The method below fills one diagonal at a time:
import numpy as np
x = np.zeros((4, 6), dtype=np.int)
for i, v in enumerate((6,7,8)):
np.fill_diagonal(x[:,i:], v)
array([[6, 7, 8, 0, 0, 0],
[0, 6, 7, 8, 0, 0],
[0, 0, 6, 7, 8, 0],
[0, 0, 0, 6, 7, 8]])
or you could do the one liner:
x = [6,7,8,0,0,0]
y = np.vstack([np.roll(x,i) for i in range(4)])
Personally, I prefer the first since it's easier to understand and probably faster since it doesn't build all the temporary 1D arrays.
Edit:
Since a discussion of efficiency has come up, it might be worthwhile to run a test. I also included time to the toeplitz
method suggested by chthonicdaemon (although personally I interpreted the question to exclude this approach since it uses a package rather than using original code -- also though speed isn't the point of the original question either).
import numpy as np
import timeit
import scipy.linalg as sl
def a(m, n):
x = np.zeros((m, m), dtype=np.int)
for i, v in enumerate((6,7,8)):
np.fill_diagonal(x[:,i:], v)
def b(m, n):
x = np.zeros((n,))
x[:3] = vals
y = np.vstack([np.roll(x,i) for i in range(m)])
def c(m, n):
x = np.zeros((n,))
x[:3] = vals
y = np.zeros((m,))
y[0] = vals[0]
r = sl.toeplitz(y, x)
return r
m, n = 4, 6
print timeit.timeit("a(m,n)", "from __main__ import np, a, b, m, n", number=1000)
print timeit.timeit("b(m,n)", "from __main__ import np, a, b, m, n", number=1000)

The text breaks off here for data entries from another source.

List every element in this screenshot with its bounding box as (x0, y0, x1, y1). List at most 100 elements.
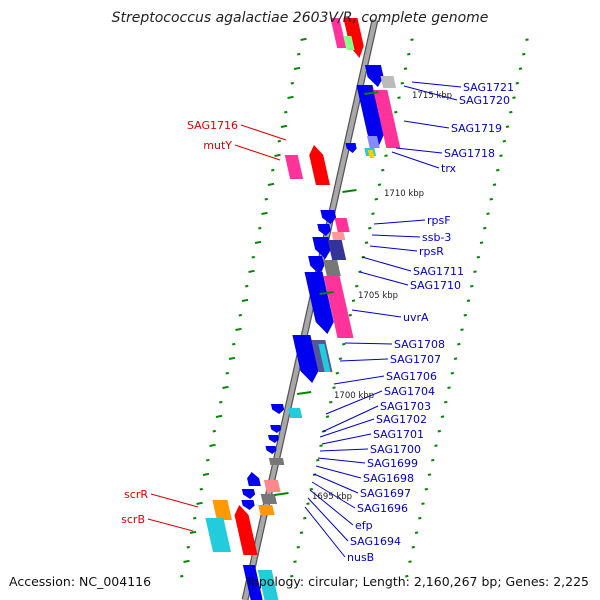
gene-label: SAG1720 (459, 94, 510, 107)
gene-trx-b (367, 150, 375, 158)
gene-label: SAG1704 (384, 385, 435, 398)
gene-label: trx (441, 162, 457, 175)
minor-tick (470, 284, 474, 288)
minor-tick (271, 168, 275, 172)
major-tick (364, 91, 379, 95)
minor-tick (238, 313, 242, 317)
minor-tick (463, 313, 467, 317)
gene-label: SAG1710 (410, 279, 461, 292)
gene-sag1708 (318, 344, 331, 372)
minor-tick (403, 67, 408, 70)
minor-tick (444, 400, 448, 404)
gene-ssb3-a (317, 224, 331, 236)
minor-tick (186, 545, 190, 549)
minor-tick (299, 531, 304, 534)
minor-tick (453, 357, 458, 360)
gene-top-pink (330, 18, 347, 48)
leader-line (150, 493, 199, 508)
leader-line (403, 85, 458, 101)
major-tick (319, 291, 334, 295)
gene-sag1702 (270, 425, 282, 433)
minor-tick (338, 357, 343, 360)
gene-label: SAG1698 (363, 472, 414, 485)
gene-muty (309, 145, 330, 185)
gene-label: ssb-3 (422, 231, 451, 244)
minor-tick (206, 458, 210, 462)
gene-scrb-red (234, 505, 258, 555)
minor-tick (284, 110, 288, 114)
minor-tick (522, 52, 526, 56)
minor-tick (342, 342, 346, 346)
minor-tick (348, 313, 352, 317)
gene-label: uvrA (403, 311, 429, 324)
minor-tick (466, 299, 471, 302)
leader-line (315, 465, 362, 479)
minor-tick (264, 197, 268, 201)
leader-line (361, 256, 412, 272)
kbp-tick-labels: 1715 kbp 1710 kbp 1705 kbp 1700 kbp 1695 kbp (274, 91, 452, 502)
leader-line (351, 309, 402, 318)
minor-tick (219, 400, 223, 404)
gene-label: SAG1711 (413, 265, 464, 278)
minor-tick (241, 298, 249, 302)
leader-line (359, 271, 409, 286)
gene-sag1721 (364, 65, 384, 87)
leader-line (321, 405, 379, 433)
leader-line (344, 342, 393, 345)
gene-sag1697 (247, 472, 261, 486)
minor-tick (235, 327, 242, 331)
gene-rpsr (327, 240, 347, 260)
minor-tick (325, 415, 330, 418)
minor-tick (476, 255, 480, 259)
minor-tick (457, 342, 461, 346)
minor-tick (293, 560, 297, 563)
minor-tick (502, 139, 506, 143)
minor-tick (515, 81, 519, 85)
minor-tick (280, 124, 288, 128)
gene-sag1701 (267, 435, 279, 443)
gene-label: rpsR (419, 245, 444, 258)
gene-label: SAG1719 (451, 122, 502, 135)
minor-tick (199, 487, 203, 491)
gene-label-left: scrB (121, 513, 145, 526)
gene-label: SAG1706 (386, 370, 437, 383)
gene-label: SAG1697 (360, 487, 411, 500)
minor-tick (421, 502, 425, 505)
minor-tick (277, 139, 281, 143)
minor-tick (518, 67, 523, 70)
minor-tick (479, 241, 484, 244)
minor-tick (222, 385, 229, 389)
gene-label-left: SAG1716 (187, 119, 238, 132)
minor-tick (212, 429, 216, 433)
gene-label: SAG1721 (463, 81, 514, 94)
gene-sag1716 (284, 155, 304, 179)
major-tick (274, 492, 289, 496)
minor-tick (384, 154, 388, 157)
leader-line (321, 433, 372, 445)
minor-tick (251, 255, 255, 259)
topology-text: Topology: circular; Length: 2,160,267 bp… (245, 574, 589, 589)
leader-line (311, 481, 356, 509)
kbp-label: 1710 kbp (384, 189, 424, 199)
minor-tick (492, 183, 497, 186)
accession-text: Accession: NC_004116 (9, 574, 152, 589)
minor-tick (483, 226, 487, 230)
minor-tick (440, 415, 445, 418)
minor-tick (512, 96, 516, 99)
gene-label: SAG1708 (394, 338, 445, 351)
minor-tick (358, 270, 362, 273)
kbp-label: 1700 kbp (334, 391, 374, 401)
label-leader-lines (147, 81, 462, 558)
minor-tick (209, 443, 216, 447)
gene-sag1704 (270, 404, 285, 414)
minor-tick (332, 386, 336, 389)
gene-sag1719a (356, 85, 384, 147)
minor-tick (303, 516, 307, 520)
minor-tick (232, 342, 236, 346)
gene-label: nusB (347, 551, 374, 564)
gene-label-left: scrR (124, 488, 148, 501)
minor-tick (434, 444, 438, 447)
minor-tick (377, 183, 382, 186)
kbp-label: 1695 kbp (312, 492, 352, 502)
leader-line (371, 234, 421, 238)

print timeit.timeit("c(m,n)", "from __main__ import np, c, sl, m, n", number=1000)
m, n = 1000, 1006
print timeit.timeit("a(m,n)", "from __main__ import np, a, b, m, n", number=1000)
print timeit.timeit("b(m,n)", "from __main__ import np, a, b, m, n", number=1000)
print timeit.timeit("c(m,n)", "from __main__ import np, c, sl, m, n", number=100)
# which gives:
0.03525209 # fill_diagonal
0.07554483 # vstack
0.07058787 # toeplitz
0.18803215 # fill_diagonal
2.58780789 # vstack
1.57608604 # toeplitz
So the first method is about a 2-3x faster for small arrays and 10-20x faster for larger arrays.